The process of making judgements about a larger group (population) based on a smaller group (sample)
What is hypothesis testing?
Testing to see whether a sample statistic is likely to come from a population with the hypothesised value of the population parameter
This is statistical inference
What is a hypothesis?
A statement about one or more populatiosn that are tested using sample statistics
What is the process of hypothesis testing, in 6 steps?
- State the hypothesis
- Identify the appropriate test statistic
- Specify the level of significance
- State the decision rule
- Collect data and calculate the test statistic
- Make a decision
What is the null hypothesis?
Something we assume to be true unless we can reject it
- Typically, we WANT to reject the null
- However there are some cases in multivariate testing where we want the null.
What is a two tailed test?
- For example, the null hypothesis might be that mu = 6%
- The value might be greater or less than 6%
- It can be not equal in both directions
What is a one tailed test?
- For example, where the null hypothesis that mu is less than 6%
- Here, when the mu is close to or above 6% we reject the null
- Therefore there is a rejection outcome on only one side of the distribution
If the population variance is unknown, what kind of test statistic do we use?

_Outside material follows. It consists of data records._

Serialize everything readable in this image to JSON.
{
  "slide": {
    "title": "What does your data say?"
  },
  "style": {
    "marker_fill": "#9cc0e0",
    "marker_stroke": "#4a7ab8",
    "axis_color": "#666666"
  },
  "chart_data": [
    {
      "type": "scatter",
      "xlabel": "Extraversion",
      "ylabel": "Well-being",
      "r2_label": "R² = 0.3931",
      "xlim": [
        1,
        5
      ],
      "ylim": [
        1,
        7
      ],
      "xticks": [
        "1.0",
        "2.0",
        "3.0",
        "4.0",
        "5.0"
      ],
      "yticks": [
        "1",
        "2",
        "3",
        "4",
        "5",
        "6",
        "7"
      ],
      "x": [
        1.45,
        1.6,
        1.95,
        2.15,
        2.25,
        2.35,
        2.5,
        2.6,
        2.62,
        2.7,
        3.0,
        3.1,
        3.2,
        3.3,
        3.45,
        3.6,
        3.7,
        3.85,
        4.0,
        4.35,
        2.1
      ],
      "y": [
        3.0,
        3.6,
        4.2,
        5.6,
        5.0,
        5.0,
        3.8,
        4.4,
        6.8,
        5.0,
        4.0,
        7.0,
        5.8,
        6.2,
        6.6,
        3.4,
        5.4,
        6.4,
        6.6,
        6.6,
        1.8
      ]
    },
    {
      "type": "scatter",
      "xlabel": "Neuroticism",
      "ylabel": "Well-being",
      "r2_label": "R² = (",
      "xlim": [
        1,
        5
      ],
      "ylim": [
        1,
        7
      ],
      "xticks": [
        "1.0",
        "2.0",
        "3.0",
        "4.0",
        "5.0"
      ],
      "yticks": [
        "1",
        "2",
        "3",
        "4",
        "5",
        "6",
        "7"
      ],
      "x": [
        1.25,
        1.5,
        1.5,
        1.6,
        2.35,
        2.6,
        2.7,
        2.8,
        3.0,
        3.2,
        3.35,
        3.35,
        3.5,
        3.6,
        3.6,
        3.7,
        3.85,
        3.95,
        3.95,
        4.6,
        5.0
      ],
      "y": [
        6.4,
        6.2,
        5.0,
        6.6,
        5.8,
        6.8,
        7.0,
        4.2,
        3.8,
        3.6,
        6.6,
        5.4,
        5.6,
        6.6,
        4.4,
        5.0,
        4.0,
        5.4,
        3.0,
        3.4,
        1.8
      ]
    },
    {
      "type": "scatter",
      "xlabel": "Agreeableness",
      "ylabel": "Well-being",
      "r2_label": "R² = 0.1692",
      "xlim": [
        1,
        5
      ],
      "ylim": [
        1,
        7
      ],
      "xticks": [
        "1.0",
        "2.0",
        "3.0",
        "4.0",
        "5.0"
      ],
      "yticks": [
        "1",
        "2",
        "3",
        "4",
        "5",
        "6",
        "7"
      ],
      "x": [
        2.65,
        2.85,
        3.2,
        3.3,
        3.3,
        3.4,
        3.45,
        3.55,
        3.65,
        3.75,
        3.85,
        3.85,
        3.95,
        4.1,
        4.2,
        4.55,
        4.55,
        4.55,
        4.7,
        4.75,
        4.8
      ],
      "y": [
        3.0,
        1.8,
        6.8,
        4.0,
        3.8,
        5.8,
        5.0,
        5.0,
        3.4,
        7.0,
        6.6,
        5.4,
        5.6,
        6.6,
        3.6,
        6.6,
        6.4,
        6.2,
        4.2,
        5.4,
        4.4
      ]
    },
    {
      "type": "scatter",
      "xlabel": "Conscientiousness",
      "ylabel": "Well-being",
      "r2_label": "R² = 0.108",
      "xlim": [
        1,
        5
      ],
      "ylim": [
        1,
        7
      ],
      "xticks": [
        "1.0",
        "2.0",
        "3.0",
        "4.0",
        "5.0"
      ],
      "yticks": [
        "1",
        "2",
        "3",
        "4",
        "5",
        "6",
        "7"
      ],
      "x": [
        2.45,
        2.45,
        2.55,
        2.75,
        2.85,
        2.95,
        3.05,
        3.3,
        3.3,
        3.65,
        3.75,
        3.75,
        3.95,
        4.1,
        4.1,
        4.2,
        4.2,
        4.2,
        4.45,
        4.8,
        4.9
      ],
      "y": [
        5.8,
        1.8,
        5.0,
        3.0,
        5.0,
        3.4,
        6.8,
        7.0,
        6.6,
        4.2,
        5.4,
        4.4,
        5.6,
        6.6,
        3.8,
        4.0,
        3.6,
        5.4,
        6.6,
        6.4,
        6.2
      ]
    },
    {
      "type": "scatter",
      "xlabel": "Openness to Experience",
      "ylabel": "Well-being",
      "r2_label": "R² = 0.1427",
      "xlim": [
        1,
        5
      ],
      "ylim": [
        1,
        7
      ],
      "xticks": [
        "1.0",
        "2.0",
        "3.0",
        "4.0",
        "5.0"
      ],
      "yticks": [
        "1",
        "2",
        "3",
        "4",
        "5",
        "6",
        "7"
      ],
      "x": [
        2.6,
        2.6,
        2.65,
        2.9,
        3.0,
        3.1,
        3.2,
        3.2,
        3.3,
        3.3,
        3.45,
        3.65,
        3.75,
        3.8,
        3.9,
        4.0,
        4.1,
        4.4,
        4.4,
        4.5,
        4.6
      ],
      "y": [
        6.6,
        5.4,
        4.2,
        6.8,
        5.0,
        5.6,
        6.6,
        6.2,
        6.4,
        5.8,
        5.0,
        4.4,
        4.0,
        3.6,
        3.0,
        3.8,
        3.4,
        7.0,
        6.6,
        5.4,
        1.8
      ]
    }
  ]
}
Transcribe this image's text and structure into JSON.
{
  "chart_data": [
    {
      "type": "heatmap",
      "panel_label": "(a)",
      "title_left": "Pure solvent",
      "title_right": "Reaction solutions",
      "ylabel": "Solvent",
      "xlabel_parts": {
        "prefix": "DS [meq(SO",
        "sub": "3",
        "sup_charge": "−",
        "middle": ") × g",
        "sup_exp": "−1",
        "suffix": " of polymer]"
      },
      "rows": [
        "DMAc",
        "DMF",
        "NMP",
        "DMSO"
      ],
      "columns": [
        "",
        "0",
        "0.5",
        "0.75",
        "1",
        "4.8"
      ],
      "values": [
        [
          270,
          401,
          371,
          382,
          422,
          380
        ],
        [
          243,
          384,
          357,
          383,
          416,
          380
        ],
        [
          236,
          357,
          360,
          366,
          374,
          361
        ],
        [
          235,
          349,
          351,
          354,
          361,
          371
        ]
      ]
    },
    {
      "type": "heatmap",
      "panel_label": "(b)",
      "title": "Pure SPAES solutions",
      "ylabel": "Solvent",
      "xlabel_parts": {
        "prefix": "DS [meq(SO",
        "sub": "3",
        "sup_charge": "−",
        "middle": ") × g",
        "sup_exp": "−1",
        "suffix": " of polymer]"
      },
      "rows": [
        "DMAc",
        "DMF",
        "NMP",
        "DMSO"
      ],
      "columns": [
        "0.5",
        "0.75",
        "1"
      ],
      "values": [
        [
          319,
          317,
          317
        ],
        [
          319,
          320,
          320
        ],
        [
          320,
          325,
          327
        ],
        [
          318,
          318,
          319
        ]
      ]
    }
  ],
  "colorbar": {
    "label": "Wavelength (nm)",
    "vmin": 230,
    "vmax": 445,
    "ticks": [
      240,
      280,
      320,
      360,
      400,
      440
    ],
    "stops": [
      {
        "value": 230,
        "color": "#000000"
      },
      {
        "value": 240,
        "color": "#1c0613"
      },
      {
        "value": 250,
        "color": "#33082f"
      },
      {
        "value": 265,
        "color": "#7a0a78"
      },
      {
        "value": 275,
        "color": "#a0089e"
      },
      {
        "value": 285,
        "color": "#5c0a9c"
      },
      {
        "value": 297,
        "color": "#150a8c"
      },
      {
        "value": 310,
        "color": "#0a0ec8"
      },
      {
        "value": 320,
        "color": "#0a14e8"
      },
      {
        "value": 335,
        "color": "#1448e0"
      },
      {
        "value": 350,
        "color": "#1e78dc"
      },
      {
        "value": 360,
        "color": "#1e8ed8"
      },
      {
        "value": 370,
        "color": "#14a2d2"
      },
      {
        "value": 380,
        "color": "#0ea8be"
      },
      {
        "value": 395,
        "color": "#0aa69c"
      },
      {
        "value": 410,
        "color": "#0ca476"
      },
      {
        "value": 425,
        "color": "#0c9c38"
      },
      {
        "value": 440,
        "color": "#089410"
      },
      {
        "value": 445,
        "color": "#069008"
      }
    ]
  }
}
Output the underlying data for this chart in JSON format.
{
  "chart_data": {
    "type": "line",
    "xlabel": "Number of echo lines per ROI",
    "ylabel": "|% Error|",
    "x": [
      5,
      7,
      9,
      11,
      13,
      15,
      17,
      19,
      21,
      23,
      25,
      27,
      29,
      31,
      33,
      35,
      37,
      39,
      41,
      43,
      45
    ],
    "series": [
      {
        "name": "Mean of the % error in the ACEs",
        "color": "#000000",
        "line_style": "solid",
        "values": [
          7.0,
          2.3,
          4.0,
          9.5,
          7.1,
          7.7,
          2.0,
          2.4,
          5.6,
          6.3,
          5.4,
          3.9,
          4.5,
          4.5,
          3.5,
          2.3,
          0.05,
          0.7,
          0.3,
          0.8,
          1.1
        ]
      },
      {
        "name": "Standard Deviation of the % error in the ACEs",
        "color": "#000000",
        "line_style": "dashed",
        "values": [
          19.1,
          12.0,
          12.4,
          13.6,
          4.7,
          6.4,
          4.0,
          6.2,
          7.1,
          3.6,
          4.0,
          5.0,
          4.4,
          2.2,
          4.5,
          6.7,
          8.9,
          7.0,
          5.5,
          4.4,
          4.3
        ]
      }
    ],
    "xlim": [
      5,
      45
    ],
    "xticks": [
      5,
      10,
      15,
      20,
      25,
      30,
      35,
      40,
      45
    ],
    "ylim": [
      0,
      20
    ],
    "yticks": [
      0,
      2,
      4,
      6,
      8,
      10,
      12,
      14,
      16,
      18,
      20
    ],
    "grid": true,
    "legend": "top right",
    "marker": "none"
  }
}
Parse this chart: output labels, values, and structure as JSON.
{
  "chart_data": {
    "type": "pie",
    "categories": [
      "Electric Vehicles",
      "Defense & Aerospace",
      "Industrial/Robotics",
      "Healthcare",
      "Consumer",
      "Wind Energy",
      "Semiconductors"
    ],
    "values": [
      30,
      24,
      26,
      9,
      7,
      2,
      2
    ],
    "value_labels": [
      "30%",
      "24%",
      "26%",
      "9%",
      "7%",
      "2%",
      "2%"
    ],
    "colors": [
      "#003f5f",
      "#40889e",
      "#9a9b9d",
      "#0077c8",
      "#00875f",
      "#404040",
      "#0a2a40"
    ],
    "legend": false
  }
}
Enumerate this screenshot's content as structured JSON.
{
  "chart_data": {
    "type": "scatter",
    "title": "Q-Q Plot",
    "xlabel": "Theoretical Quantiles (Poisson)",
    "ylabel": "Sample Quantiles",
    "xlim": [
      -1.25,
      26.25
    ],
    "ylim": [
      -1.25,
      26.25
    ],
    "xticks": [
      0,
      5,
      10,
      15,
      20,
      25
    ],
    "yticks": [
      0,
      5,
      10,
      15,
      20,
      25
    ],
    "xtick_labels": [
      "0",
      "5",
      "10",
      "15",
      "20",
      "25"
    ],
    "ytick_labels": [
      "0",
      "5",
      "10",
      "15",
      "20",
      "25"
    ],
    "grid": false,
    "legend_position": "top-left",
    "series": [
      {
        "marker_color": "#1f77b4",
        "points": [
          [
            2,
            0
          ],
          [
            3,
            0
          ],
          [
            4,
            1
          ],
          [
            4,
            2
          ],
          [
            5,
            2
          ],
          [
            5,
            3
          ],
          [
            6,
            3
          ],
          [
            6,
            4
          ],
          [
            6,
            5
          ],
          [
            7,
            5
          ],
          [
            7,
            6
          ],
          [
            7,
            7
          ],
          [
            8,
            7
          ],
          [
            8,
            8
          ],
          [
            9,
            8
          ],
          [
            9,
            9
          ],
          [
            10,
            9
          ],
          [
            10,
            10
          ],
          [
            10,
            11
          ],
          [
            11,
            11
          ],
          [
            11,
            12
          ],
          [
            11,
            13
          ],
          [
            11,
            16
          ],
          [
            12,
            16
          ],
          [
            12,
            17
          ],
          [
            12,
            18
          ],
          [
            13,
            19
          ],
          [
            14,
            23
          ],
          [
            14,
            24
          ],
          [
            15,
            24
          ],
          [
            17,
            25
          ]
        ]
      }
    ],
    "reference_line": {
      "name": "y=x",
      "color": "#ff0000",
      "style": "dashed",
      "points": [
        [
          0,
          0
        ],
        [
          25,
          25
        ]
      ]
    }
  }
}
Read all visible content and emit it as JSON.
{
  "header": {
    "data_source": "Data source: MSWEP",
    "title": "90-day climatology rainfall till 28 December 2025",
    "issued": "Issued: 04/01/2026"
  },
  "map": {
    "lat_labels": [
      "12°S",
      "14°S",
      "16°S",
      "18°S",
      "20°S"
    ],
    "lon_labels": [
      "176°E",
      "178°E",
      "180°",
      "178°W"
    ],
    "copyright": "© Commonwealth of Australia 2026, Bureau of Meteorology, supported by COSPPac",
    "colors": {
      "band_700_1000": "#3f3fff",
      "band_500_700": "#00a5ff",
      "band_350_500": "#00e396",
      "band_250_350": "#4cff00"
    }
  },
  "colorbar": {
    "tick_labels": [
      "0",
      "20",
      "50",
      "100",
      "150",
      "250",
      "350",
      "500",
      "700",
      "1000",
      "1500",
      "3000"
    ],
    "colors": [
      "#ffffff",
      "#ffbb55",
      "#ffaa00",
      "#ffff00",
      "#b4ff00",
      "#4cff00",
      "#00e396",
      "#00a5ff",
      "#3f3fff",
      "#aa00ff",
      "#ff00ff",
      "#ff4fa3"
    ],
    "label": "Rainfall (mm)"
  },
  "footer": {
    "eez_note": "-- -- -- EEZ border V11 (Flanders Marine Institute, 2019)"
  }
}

- T-test by default, because it is stricter than a z-test
- If the T-test allows us to reject the null, we will CERTAINLY be able to reject the null under a z-test as well
What level of significance should we use?
- Depends on the seriousness of making a mistake
- In social sciences we might use 10%
- In finance we use 5% as standard, maybe 1%
- The greek shorthand is alpha
What are the two types of mistake we could make when doing hypothesis testing?
- If the null is rejected and happens to be true (false positive). E.g., telling someone they’re pregnant when they’re not.
- If the null is not rejected and happens to be false (false negative). E.g., telling someone they’re not pregnant when they are
How does decreasing the level of significance affect type II errors?
- As alpha decreases (level of sig), beta increases
- Beta is the likelihood of type II error. This is a false negative: failing to reject the null hypothesis when the null should be rejected (telling someone they’re not pregnant when they are)
- The only way to decrease both alpha and beta (decrease false psitives AND false negatives) is to increase n (the number of observations)
What is 1 - beta?
The power of the test
The ability to reject the null hypothesis when it should be rejected
This is contrasted to 1 - alpha, which is the significance level
Do we test standard deviation or variance?
- We always test variance, not SD
- We use chi squared test to test variance
- since variance cannot be negative we can’t use a z-test
When would you use parametric testing?
- When sample statistics are being used to test population parameters
- However our data has to meet distributional assumptions, for example follow an approximately normal distribution
When would you use non-parametric testing?
- When there are no parameters tested
- When there are no distributional assumptions
- I.e., if n<30 the population is non-normally distributed
- When there are outliers, we might test for median rather than mean (so use non-parametric)
- When data are given in ranks, or used an ordinal scale (ordered or categorical)
- When the hypothesis does not concern a parameter (i.e., testing if a sample is random)